A perspectiva do desenvolvimento sustentável, diga-se, precisa estar muito bem estruturada em pilares ambientais, sociais, políticos e econômicos.
Esse movimento – de maior enfoque com práticas capitalistas sustentáveis – tem evidente destaque com a adoção, em 1999, na bolsa nova-iorquina, do indicador global de performance financeira denominado Dow Jones Sustainability Index World, cujo índice reuniu um seleto grupo de empresas que se destacaram por um crescimento econômico, baseado em valores sociais e ambientais. No Brasil, adotou-se, na B3, o Índice de Governança Corporativa – Novo Mercado (IGC-NM) também como forma de medir o nível de boas práticas nas empresas nacionais.
Inevitavelmente, portanto, as empresas modernas se viram em um necessário movimento de atuação corporativa sustentável, preocupadas com as dimensões social, ética e ambiental; além dos aspectos econômicos e operacionais inerentes ao negócio.
Esse é o contexto no qual se pode entender a importância do termo ESG (Environmental, Social and Governance), que tem sido muito usado para medir as atividades empresariais e realçar o norte de práticas de negócios cada vez mais sustentáveis, focadas em um esquadro de equilíbrio entre o elo econômico e as preocupações ambientais, sociais e de adequada governança corporativa.
Cada vez mais as práticas ESG norteiam o nível de julgamento, por parte da sociedade, do modo de atuar das empresas; sendo que a adoção de valores sustentáveis, pelas corporações, de certa forma, passou a ser equivalente a estar em compliance com as expectativas dos seus mais diferentes stakeholders. Ser “ESG” passou a ser condição essencial, portanto, para uma empresa ser bem recebida no mercado em geral.
Ocorre que “dizer-se” e “vender-se” em conformidade com os pilares ESG, mas não praticar realmente tais valores, naturalmente pode acarretar consequências severas — não só do ponto de vista de julgamento social, mas também no ângulo jurídico — para as empresas que apenas induzem seus stakeholders a erro quanto a esse aspecto de aderência à citada expectativa de compliance. Trata-se aqui do famoso ESG Washing.
Na esfera internacional, autoridades de consumo e de regulação do mercado vêm atuando fortemente contra tal prática, aplicando multas significativas a empresas que promovem reivindicações ESG não comprovadas.
Os dados divulgados em 2022 pelo Conselho Nacional de Autorregulamentação Publicitária (Conar) mostram não só a crescente prática do ESG Washing, mas também a preocupação das autoridades brasileiras em conter tal prática, exigindo que as organizações divulguem informações verdadeiras ao mercado.

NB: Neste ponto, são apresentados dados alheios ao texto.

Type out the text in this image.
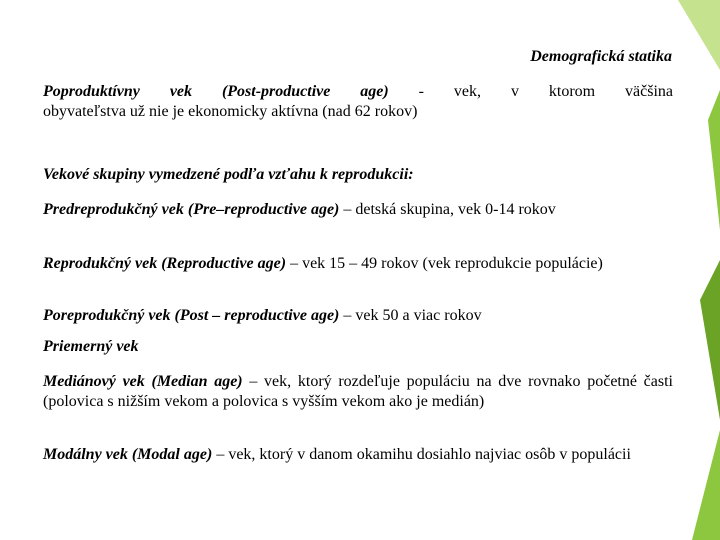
Demografická statika
Poproduktívny vek (Post-productive age) - vek, v ktorom väčšina
obyvateľstva už nie je ekonomicky aktívna (nad 62 rokov)
Vekové skupiny vymedzené podľa vzťahu k reprodukcii:
Predreprodukčný vek (Pre–reproductive age) – detská skupina, vek 0-14 rokov
Reprodukčný vek (Reproductive age) – vek 15 – 49 rokov (vek reprodukcie populácie)
Poreprodukčný vek (Post – reproductive age) – vek 50 a viac rokov
Priemerný vek
Mediánový vek (Median age) – vek, ktorý rozdeľuje populáciu na dve rovnako početné časti (polovica s nižším vekom a polovica s vyšším vekom ako je medián)
Modálny vek (Modal age) – vek, ktorý v danom okamihu dosiahlo najviac osôb v populácii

Conforme indicado em seu relatório anual de atividades de 2022, aproximadamente 41% das representações julgadas pelo Conar abordaram a temática ESG na fundamentação de suas decisões, de forma direta ou indireta.
Nos julgados referentes ao critério Ambiental (Environmental), as peças publicitárias que poderiam ser enquadradas como casos de greenwashing envolveram apelos à sustentabilidade, em razão de reivindicações ecológicas de produtos e/ou de credenciais ambientais da própria empresa. O Conar salientou que, mesmo em casos em que a empresa anunciante apresentou estudos e relatórios para comprovar porque determinada publicidade foi veiculada, as alterações sugeridas foram feitas para buscar eliminar afirmações sobre as quais não haveria suficiente consenso científico e regulatório e/ou esclarecer os limites que tornam uma afirmação de sustentabilidade inequivocamente verdadeira, bem como qual seria o real impacto do produto no meio ambiente e na sociedade.
Quanto ao critério Social, a interpretação dada às peças publicitárias julgadas pelo Conar, além de levar em consideração princípios éticos e direitos fundamentais – como o direito à imagem, a proteção da criança e do adolescente, o direito à saúde –, sopesou, também, o posicionamento do produto no mercado e as características de seu perfil para entender o público a quem se destina. Em um dos casos, por exemplo, o Conar recomendou a alteração de uma peça publicitária de uma clínica de quiropraxia, acolhendo os argumentos do consumidor que apresentou a queixa, uma vez que a peça teria teor discriminatório às pessoas com deficiência, por associar a condição de pessoa que faz uso de cadeira com rodas à falta de cuidados com a saúde.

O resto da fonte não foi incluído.